Second, cos theta = (a . b)/(|a||b|) is pretty much how you define the angle between vectors, when working in Hilbert spaces.
Third, you pick a very narrow view of tensor when it is based on spatial coordinates (and so you get covariant and contravariant indices). But even in physics, this notation is broader - e.g. in quantum physics, a state of two-qubit lives in the tensor product space of two single-qubit states. Sure, both in terms of states and operators, you have a notion of covariance and contravariance (bras and kets, respectively). In mathematics, it is even broader - all you need is two vector spaces and ⊗.
In terms of deep learning (at least in most cases), there is no less notion of co- and contravariance.
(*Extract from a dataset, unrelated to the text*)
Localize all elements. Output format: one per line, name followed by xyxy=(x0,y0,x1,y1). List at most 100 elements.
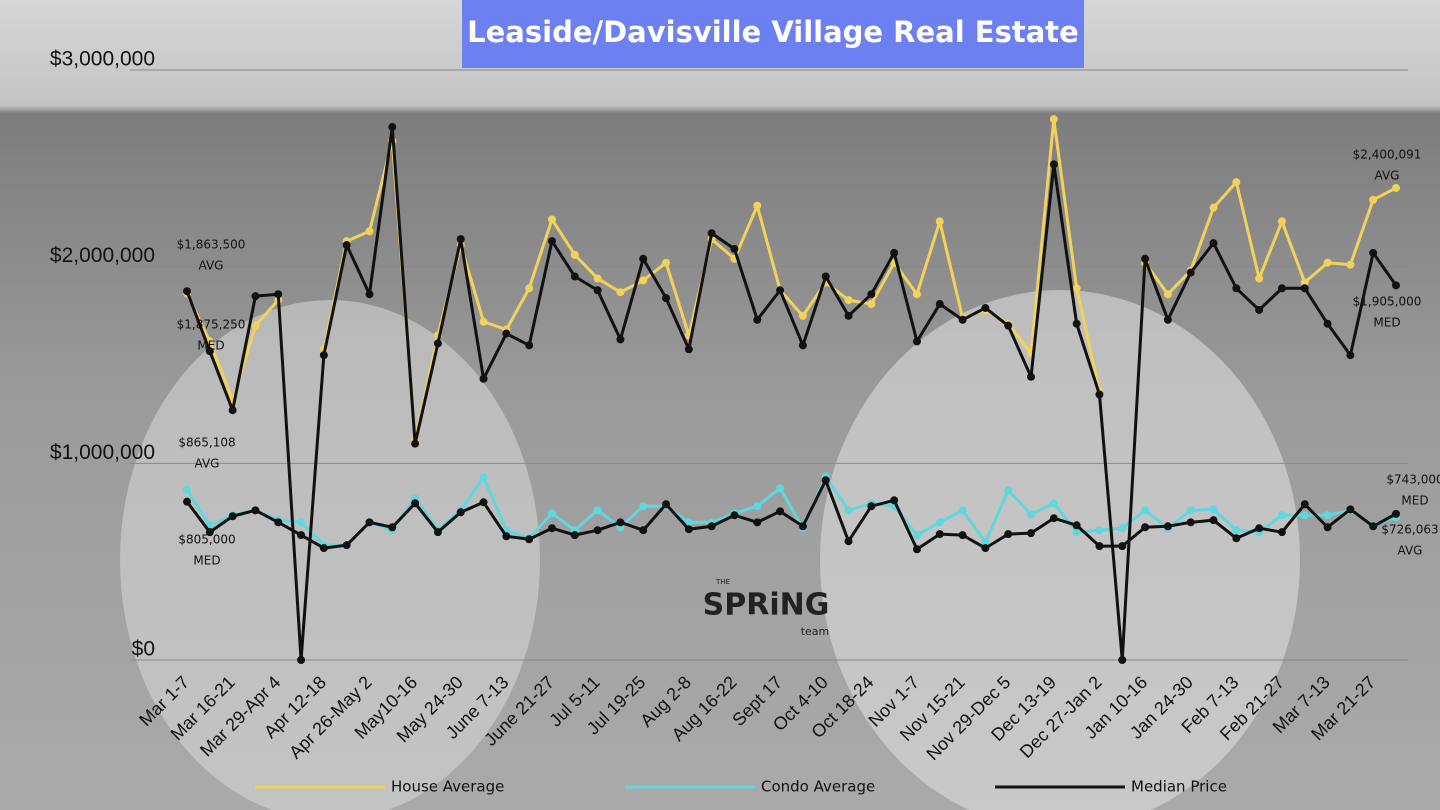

Yet, the tensor product makes sense, as (say) we can have an outer product between the sample and channels. Quite a few operations could be understood that way, e.g., so-called 1x1 convolutions that mix channels but do not do anything spatially and channel-wise.
A few notes here:
https://github.com/stared/thinking-in-tensors-writing-in-pyt...
That’s an excellent reference. Thank you.